For Immediate Release
February 16, 2017
Washington, D.C. – The U.S. House Judiciary Committee last night approved H.R. 985, the “Fairness in Class Action Litigation Act of 2017,” a bill that would impose unnecessary and burdensome restrictions on class actions. The bill would obstruct consumers’ and workers’ ability to band together to seek remedies when harmed by illegal corporate conduct. The bill now moves to the full House.
A requirement in the bill that each class member suffer the same type and scope of injury caused by the conduct would drastically reduce recovery for individuals with different injuries even though they are harmed by the same misconduct. The legislation also indicates an unwarranted lack of confidence in courts’ administration of class action litigation.

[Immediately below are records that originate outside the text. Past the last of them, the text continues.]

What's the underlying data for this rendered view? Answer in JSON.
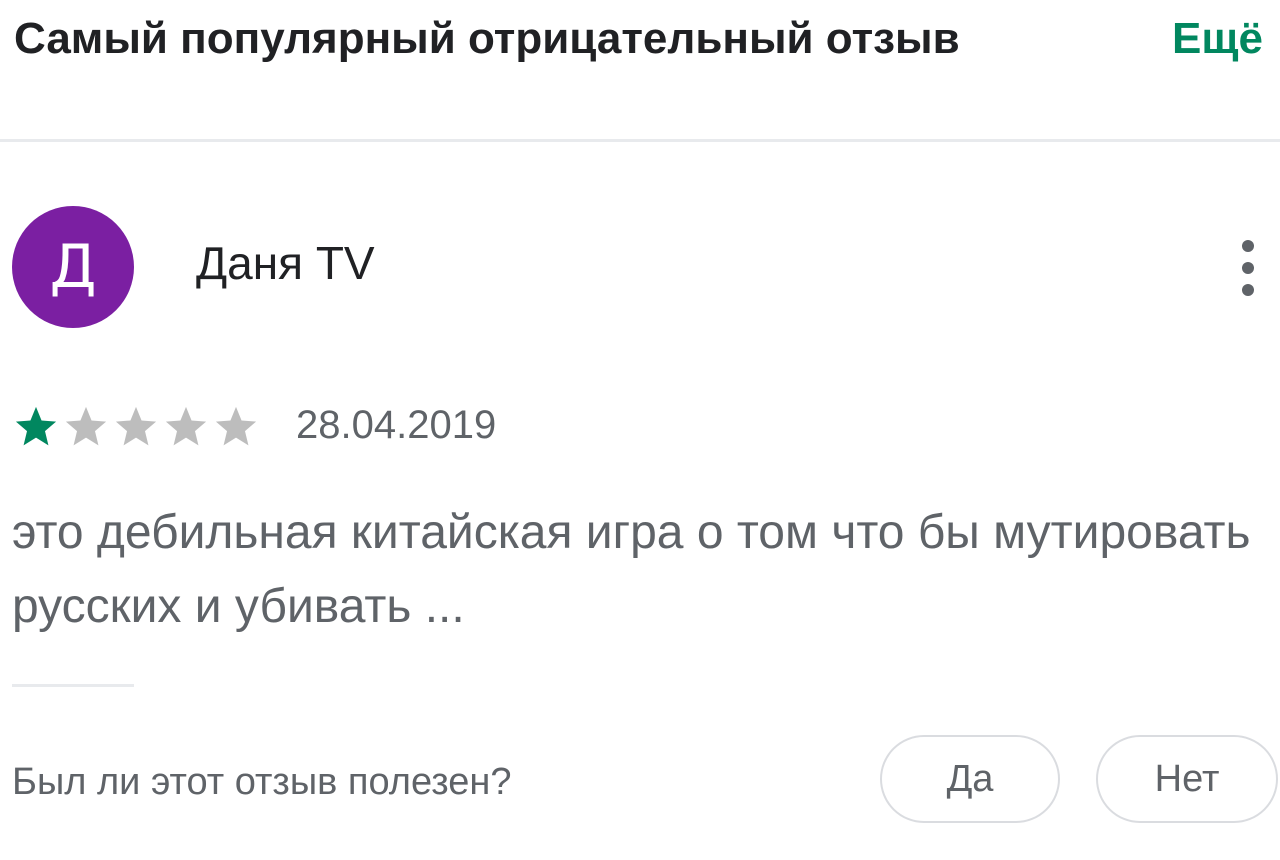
{
  "header": {
    "title": "Самый популярный отрицательный отзыв",
    "more_label": "Ещё"
  },
  "review": {
    "avatar_letter": "Д",
    "avatar_color": "#7b1fa2",
    "author": "Даня TV",
    "rating": 1,
    "rating_max": 5,
    "date": "28.04.2019",
    "text": "это дебильная китайская игра о том что бы мутировать русских и убивать ..."
  },
  "feedback": {
    "question": "Был ли этот отзыв полезен?",
    "yes_label": "Да",
    "no_label": "Нет"
  },
  "colors": {
    "accent": "#01875f",
    "star_filled": "#01875f",
    "star_empty": "#bdbdbd"
  },
  "icons": {
    "menu": "more-vert-icon",
    "star": "star-icon"
  }
}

In a letter submitted to the Committee, the National Association of Consumer Advocates strongly urged opposition to the bill.
“The legislation’s extreme proposals would disrupt class action proceedings with onerous and unnecessary requirements, cutting off access to justice for millions of Americans injured by corporations that break the law,” the letter said. “Meanwhile, corporations would be free to disregard state and federal protections for consumers and workers without fear of being held accountable.”
The letter also contains brief summaries of three recent class action cases from New York, Florida, and California that compensated millions of consumers and stopped unlawful corporate behavior.
“Corporations already engage in egregious tactics, particularly the use of forced arbitration clauses in their fine-print contracts, to bar consumers from banding together in court,” said Christine Hines, legislative director of the National Association of Consumer Advocates. “H.R. 985 is an over-the-top bill that will exacerbate the problem.”
NACA also joined with other public interest organizations on a second letter to the Committee, which notes how H.R. 985 circumvents “the process that Congress itself established for promulgation of federal court rules under the Rules Enabling Act, bypassing both the Judicial Conference of the United States and the U.S. Supreme Court.”